Before developing a presentation, you must know...

Explanation:
Before developing a presentation, you need to clarify why you’re presenting, who will be in the room, and what change you want to see as a result. The purpose shapes what you include and how you frame the message, ensuring you stay focused and relevant. The audience determines the level of detail, language, examples, and visual style you use so everything resonates and is understandable. The intended result sets the target for success—whether you’re aiming for agreement, a decision, or a specific action—so your content, evidence, and calls to action are aligned to achieve that outcome. This combination is why the best choice is Purpose, Audience, Intended Result. Other options miss one of these critical elements: Topic and Timeframe centers on what you’ll cover and when, but not what you want to achieve or who it’s for. Objective, Stakeholders, Delivery includes an objective and who has a stake and how you’ll present it, yet it doesn’t directly pin down the desired outcome or the audience-specific impact. Theme, Tone, Format focuses on style rather than the underlying purpose and the action you want from listeners. For a concrete goal—like obtaining approval or securing resources—you’d want to know the purpose, who you’re addressing, and the exact result you’re aiming for to guide content and delivery effectively.
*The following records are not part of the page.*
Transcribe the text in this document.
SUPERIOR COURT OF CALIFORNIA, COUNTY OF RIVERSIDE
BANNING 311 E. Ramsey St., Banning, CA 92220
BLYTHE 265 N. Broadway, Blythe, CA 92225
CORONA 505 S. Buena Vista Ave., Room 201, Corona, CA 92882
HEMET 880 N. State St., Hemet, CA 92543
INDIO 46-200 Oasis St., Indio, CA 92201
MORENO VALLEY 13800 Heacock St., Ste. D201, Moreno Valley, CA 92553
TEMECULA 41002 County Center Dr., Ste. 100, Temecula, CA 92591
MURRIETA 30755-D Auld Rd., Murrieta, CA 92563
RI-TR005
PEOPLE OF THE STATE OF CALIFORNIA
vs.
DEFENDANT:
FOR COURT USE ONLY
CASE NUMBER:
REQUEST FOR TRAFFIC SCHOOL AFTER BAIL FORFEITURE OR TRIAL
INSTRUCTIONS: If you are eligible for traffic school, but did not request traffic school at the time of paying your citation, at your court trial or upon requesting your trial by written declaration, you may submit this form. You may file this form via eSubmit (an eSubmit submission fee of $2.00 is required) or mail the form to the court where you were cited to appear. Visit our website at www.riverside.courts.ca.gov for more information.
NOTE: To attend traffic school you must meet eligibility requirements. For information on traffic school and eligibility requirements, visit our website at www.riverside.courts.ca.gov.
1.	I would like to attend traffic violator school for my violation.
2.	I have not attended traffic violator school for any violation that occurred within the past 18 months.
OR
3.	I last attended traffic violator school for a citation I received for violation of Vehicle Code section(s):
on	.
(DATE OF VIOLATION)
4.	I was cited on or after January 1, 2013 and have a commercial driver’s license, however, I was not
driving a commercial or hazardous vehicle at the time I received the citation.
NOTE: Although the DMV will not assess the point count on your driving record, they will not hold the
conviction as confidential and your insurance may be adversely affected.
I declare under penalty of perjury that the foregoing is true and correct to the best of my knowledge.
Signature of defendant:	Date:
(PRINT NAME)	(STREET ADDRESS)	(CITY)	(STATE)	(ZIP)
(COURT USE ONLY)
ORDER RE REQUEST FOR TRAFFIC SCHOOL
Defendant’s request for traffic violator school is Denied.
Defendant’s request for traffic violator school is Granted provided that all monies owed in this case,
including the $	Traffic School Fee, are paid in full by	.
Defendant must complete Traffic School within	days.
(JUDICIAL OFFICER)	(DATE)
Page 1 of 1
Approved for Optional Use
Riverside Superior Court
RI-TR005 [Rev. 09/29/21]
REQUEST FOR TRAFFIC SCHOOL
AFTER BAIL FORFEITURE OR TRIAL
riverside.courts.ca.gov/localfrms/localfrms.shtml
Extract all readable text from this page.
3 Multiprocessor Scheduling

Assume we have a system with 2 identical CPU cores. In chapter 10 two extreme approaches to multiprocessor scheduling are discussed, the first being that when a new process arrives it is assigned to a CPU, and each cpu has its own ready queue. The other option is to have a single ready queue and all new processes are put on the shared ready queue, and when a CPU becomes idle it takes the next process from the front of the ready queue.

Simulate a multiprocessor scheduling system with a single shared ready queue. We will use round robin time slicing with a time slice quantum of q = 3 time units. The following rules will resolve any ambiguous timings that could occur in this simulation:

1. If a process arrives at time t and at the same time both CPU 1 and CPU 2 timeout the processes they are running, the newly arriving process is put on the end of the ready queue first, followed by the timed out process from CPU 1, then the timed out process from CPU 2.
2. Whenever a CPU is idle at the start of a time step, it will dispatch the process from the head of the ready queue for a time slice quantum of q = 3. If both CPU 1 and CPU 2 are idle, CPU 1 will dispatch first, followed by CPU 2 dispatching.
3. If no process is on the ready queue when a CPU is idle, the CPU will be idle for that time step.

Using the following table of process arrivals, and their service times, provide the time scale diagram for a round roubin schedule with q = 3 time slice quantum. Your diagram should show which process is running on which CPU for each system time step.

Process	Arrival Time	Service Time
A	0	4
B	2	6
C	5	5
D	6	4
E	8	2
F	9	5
Before developing a presentation, you need to clarify why you’re presenting, who will be in the room, and what change you want to see as a result. The purpose shapes what you include and how you frame the message, ensuring you stay focused and relevant. The audience determines the level of detail, language, examples, and visual style you use so everything resonates and is understandable. The intended result sets the target for success—whether you’re aiming for agreement, a decision, or a specific action—so your content, evidence, and calls to action are aligned to achieve that outcome.

This combination is why the best choice is Purpose, Audience, Intended Result. Other options miss one of these critical elements: Topic and Timeframe centers on what you’ll cover and when, but not what you want to achieve or who it’s for. Objective, Stakeholders, Delivery includes an objective and who has a stake and how you’ll present it, yet it doesn’t directly pin down the desired outcome or the audience-specific impact. Theme, Tone, Format focuses on style rather than the underlying purpose and the action you want from listeners. For a concrete goal—like obtaining approval or securing resources—you’d want to know the purpose, who you’re addressing, and the exact result you’re aiming for to guide content and delivery effectively.